# Loop Unswitching – Is that Necessary

Let’s take a look at this code

Sample code 1:

```  int i, w, x, y;
for (i = 0; i < 1000; i++) {
x[i] = x[i] + y[i];
if (w)
y[i] = 0;
}
```

This code adds two arrays and do something else depending on the variable w.

A problem with this code is that we have to check the value of w for 1000 times .

To solve this problem, we can improve the Sample code 1 as follows,

Sample code 2:

```  int i, w, x, y;
if (w) {
for (i = 0; i < 1000; i++) {
x[i] = x[i] + y[i];
y[i] = 0;
}
} else {
for (i = 0; i < 1000; i++) {
x[i] = x[i] + y[i];
}
}

```

With the Sample code 2, we only have to check the variable w once. The sample codes are excerpted from Wikipedia and the technique we are using here is called "loop unswitching".

For the C (or C++ code) like above, when compiled with gcc with version greater than 3.4 and " -funswitch-loops" option, ( or -O3 if you are too lazy), the compiler - gcc - will automatically does the loop unswitching for you. That means, you don't have to worry about that your code is not optimized.

The Sample code 1 is shorter and therefore easier to ready on your source code control systems. The Sample code 2 can be optimized by the compiler. The point here is, let's write it in an easy way and let the compiler does the rest for you. The code in Sample 1 can be blamed for not being optimized and therefore it can be recommended for refactoring.

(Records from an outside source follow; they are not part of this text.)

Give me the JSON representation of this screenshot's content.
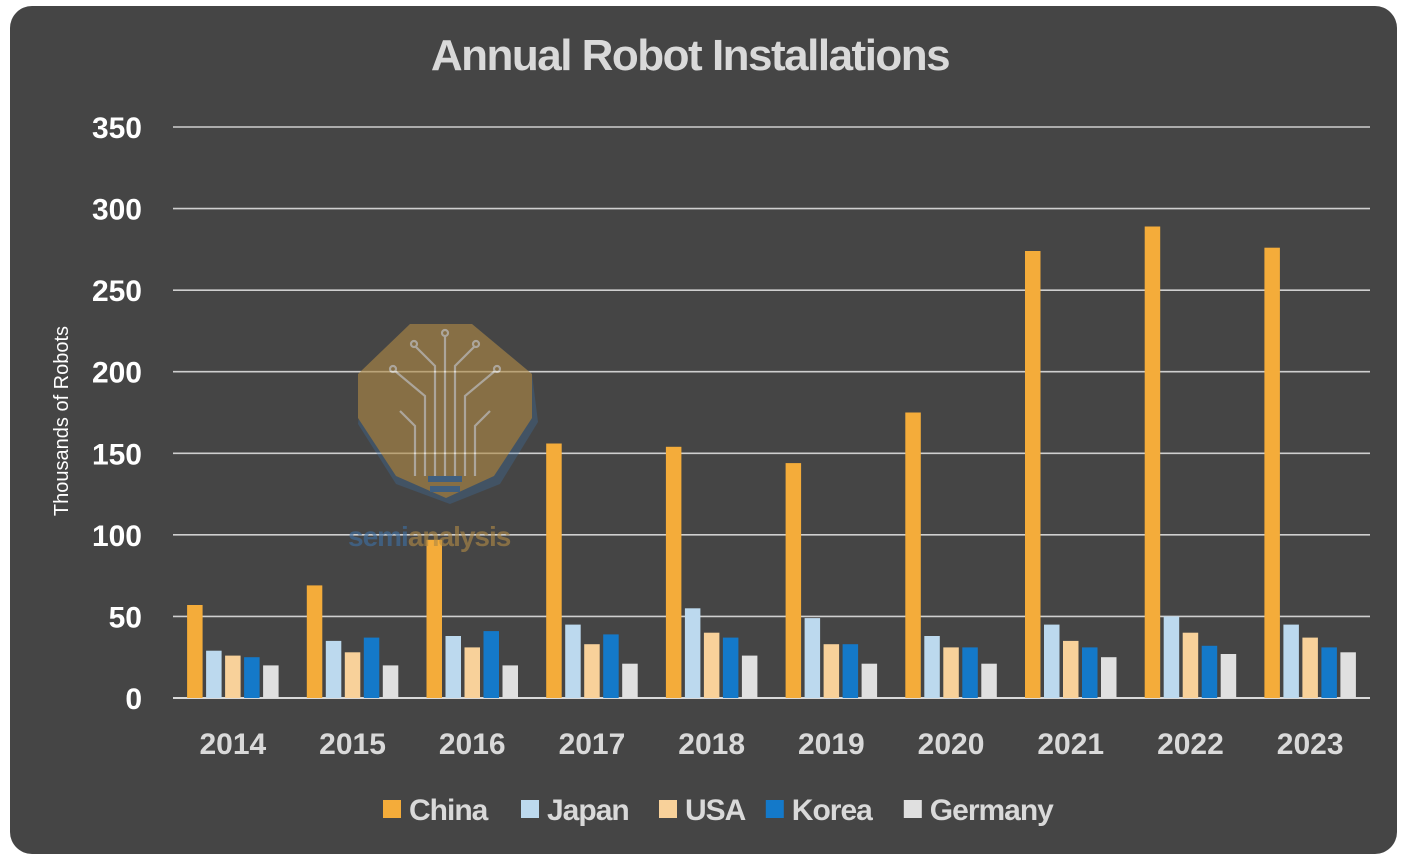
{
  "chart_data": {
    "type": "bar",
    "title": "Annual Robot Installations",
    "xlabel": "",
    "ylabel": "Thousands of Robots",
    "ylim": [
      0,
      350
    ],
    "yticks": [
      0,
      50,
      100,
      150,
      200,
      250,
      300,
      350
    ],
    "grid": true,
    "legend_position": "bottom",
    "categories": [
      "2014",
      "2015",
      "2016",
      "2017",
      "2018",
      "2019",
      "2020",
      "2021",
      "2022",
      "2023"
    ],
    "series": [
      {
        "name": "China",
        "color": "#f4ac3a",
        "values": [
          57,
          69,
          97,
          156,
          154,
          144,
          175,
          274,
          289,
          276
        ]
      },
      {
        "name": "Japan",
        "color": "#bcd9ee",
        "values": [
          29,
          35,
          38,
          45,
          55,
          49,
          38,
          45,
          50,
          45
        ]
      },
      {
        "name": "USA",
        "color": "#f8d19a",
        "values": [
          26,
          28,
          31,
          33,
          40,
          33,
          31,
          35,
          40,
          37
        ]
      },
      {
        "name": "Korea",
        "color": "#1479c9",
        "values": [
          25,
          37,
          41,
          39,
          37,
          33,
          31,
          31,
          32,
          31
        ]
      },
      {
        "name": "Germany",
        "color": "#e0e0e0",
        "values": [
          20,
          20,
          20,
          21,
          26,
          21,
          21,
          25,
          27,
          28
        ]
      }
    ]
  },
  "watermark": {
    "text_part1": "semi",
    "text_part2": "analysis",
    "icon": "circuit-tree-lightbulb-icon",
    "colors": {
      "badge": "#b08a45",
      "accent": "#3d6fa3"
    }
  }
}
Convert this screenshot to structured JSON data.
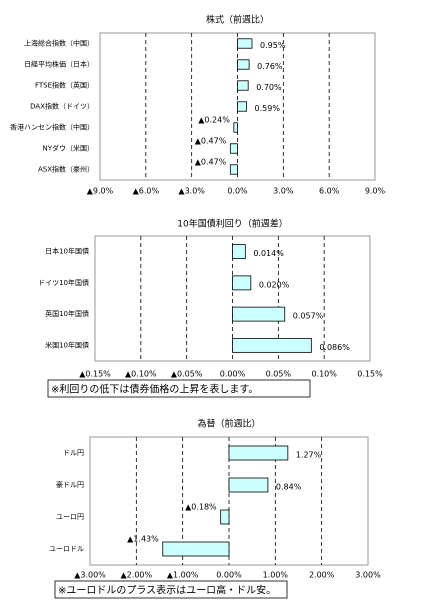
{
  "chart_data": [
    {
      "type": "bar",
      "orientation": "horizontal",
      "title": "株式（前週比）",
      "categories": [
        "上海総合指数（中国）",
        "日経平均株価（日本）",
        "FTSE指数（英国）",
        "DAX指数（ドイツ）",
        "香港ハンセン指数（中国）",
        "NYダウ（米国）",
        "ASX指数（豪州）"
      ],
      "values": [
        0.95,
        0.76,
        0.7,
        0.59,
        -0.24,
        -0.47,
        -0.47
      ],
      "value_labels": [
        "0.95%",
        "0.76%",
        "0.70%",
        "0.59%",
        "▲0.24%",
        "▲0.47%",
        "▲0.47%"
      ],
      "color": "#ccffff",
      "grid": true,
      "xlim": [
        -9,
        9
      ],
      "xticks": [
        {
          "value": -9,
          "label": "▲9.0%"
        },
        {
          "value": -6,
          "label": "▲6.0%"
        },
        {
          "value": -3,
          "label": "▲3.0%"
        },
        {
          "value": 0,
          "label": "0.0%"
        },
        {
          "value": 3,
          "label": "3.0%"
        },
        {
          "value": 6,
          "label": "6.0%"
        },
        {
          "value": 9,
          "label": "9.0%"
        }
      ]
    },
    {
      "type": "bar",
      "orientation": "horizontal",
      "title": "10年国債利回り（前週差）",
      "categories": [
        "日本10年国債",
        "ドイツ10年国債",
        "英国10年国債",
        "米国10年国債"
      ],
      "values": [
        0.014,
        0.02,
        0.057,
        0.086
      ],
      "value_labels": [
        "0.014%",
        "0.020%",
        "0.057%",
        "0.086%"
      ],
      "color": "#ccffff",
      "grid": true,
      "xlim": [
        -0.15,
        0.15
      ],
      "xticks": [
        {
          "value": -0.15,
          "label": "▲0.15%"
        },
        {
          "value": -0.1,
          "label": "▲0.10%"
        },
        {
          "value": -0.05,
          "label": "▲0.05%"
        },
        {
          "value": 0,
          "label": "0.00%"
        },
        {
          "value": 0.05,
          "label": "0.05%"
        },
        {
          "value": 0.1,
          "label": "0.10%"
        },
        {
          "value": 0.15,
          "label": "0.15%"
        }
      ],
      "annotation": "※利回りの低下は債券価格の上昇を表します。"
    },
    {
      "type": "bar",
      "orientation": "horizontal",
      "title": "為替（前週比）",
      "categories": [
        "ドル円",
        "豪ドル円",
        "ユーロ円",
        "ユーロドル"
      ],
      "values": [
        1.27,
        0.84,
        -0.18,
        -1.43
      ],
      "value_labels": [
        "1.27%",
        "0.84%",
        "▲0.18%",
        "▲1.43%"
      ],
      "color": "#ccffff",
      "grid": true,
      "xlim": [
        -3,
        3
      ],
      "xticks": [
        {
          "value": -3,
          "label": "▲3.00%"
        },
        {
          "value": -2,
          "label": "▲2.00%"
        },
        {
          "value": -1,
          "label": "▲1.00%"
        },
        {
          "value": 0,
          "label": "0.00%"
        },
        {
          "value": 1,
          "label": "1.00%"
        },
        {
          "value": 2,
          "label": "2.00%"
        },
        {
          "value": 3,
          "label": "3.00%"
        }
      ],
      "annotation": "※ユーロドルのプラス表示はユーロ高・ドル安。"
    }
  ]
}
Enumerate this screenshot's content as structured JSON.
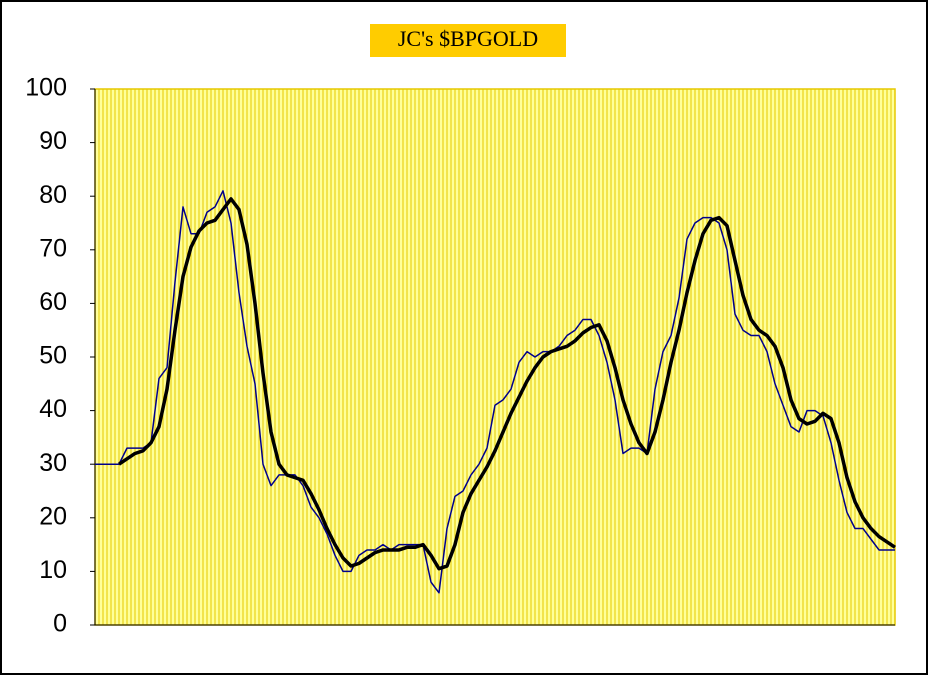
{
  "chart_data": {
    "type": "line",
    "title": "JC's $BPGOLD",
    "ylim": [
      0,
      100
    ],
    "yticks": [
      0,
      10,
      20,
      30,
      40,
      50,
      60,
      70,
      80,
      90,
      100
    ],
    "grid": true,
    "background": "#ffff99",
    "title_background": "#ffcc00",
    "series": [
      {
        "name": "$BPGOLD",
        "color": "#00008b",
        "values": [
          30,
          30,
          30,
          30,
          33,
          33,
          33,
          34,
          46,
          48,
          64,
          78,
          73,
          73,
          77,
          78,
          81,
          75,
          62,
          52,
          45,
          30,
          26,
          28,
          28,
          28,
          26,
          22,
          20,
          17,
          13,
          10,
          10,
          13,
          14,
          14,
          15,
          14,
          15,
          15,
          15,
          15,
          8,
          6,
          18,
          24,
          25,
          28,
          30,
          33,
          41,
          42,
          44,
          49,
          51,
          50,
          51,
          51,
          52,
          54,
          55,
          57,
          57,
          54,
          49,
          42,
          32,
          33,
          33,
          32,
          44,
          51,
          54,
          61,
          72,
          75,
          76,
          76,
          75,
          70,
          58,
          55,
          54,
          54,
          51,
          45,
          41,
          37,
          36,
          40,
          40,
          39,
          34,
          27,
          21,
          18,
          18,
          16,
          14,
          14,
          14
        ]
      },
      {
        "name": "Smoothed",
        "color": "#000000",
        "values": [
          null,
          null,
          null,
          30,
          31,
          32,
          32.5,
          34,
          37,
          44,
          55,
          65,
          70.5,
          73.5,
          75,
          75.5,
          77.5,
          79.5,
          77.5,
          71,
          60,
          47,
          36,
          30,
          28,
          27.5,
          27,
          24.5,
          21.5,
          18,
          15,
          12.5,
          11,
          11.5,
          12.5,
          13.5,
          14,
          14,
          14,
          14.5,
          14.5,
          15,
          13,
          10.5,
          11,
          15,
          21,
          24.5,
          27,
          29.5,
          32.5,
          36,
          39.5,
          42.5,
          45.5,
          48,
          50,
          51,
          51.5,
          52,
          53,
          54.5,
          55.5,
          56,
          53,
          48,
          42,
          37.5,
          34,
          32,
          36,
          42,
          49,
          55,
          62,
          68,
          73,
          75.5,
          76,
          74.5,
          68,
          61.5,
          57,
          55,
          54,
          52,
          48,
          42,
          38.5,
          37.5,
          38,
          39.5,
          38.5,
          34,
          27.5,
          23,
          20,
          18,
          16.5,
          15.5,
          14.5
        ]
      }
    ]
  }
}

I don't have a concrete ideas how PHP, Java and Scala (that uses some kind of JVMs) handle this kind of optimization.

It looks like that Oracle's (formerly Sun) JVM does it by default since Java 6 therefore we don't have to optimize the code in Sample 1 because the JVM does the optimization for us.

My guess, is that, with Scala we can leave the code as in Sample 1 for the sake of simplicity and we don't have to sacrifice any performance.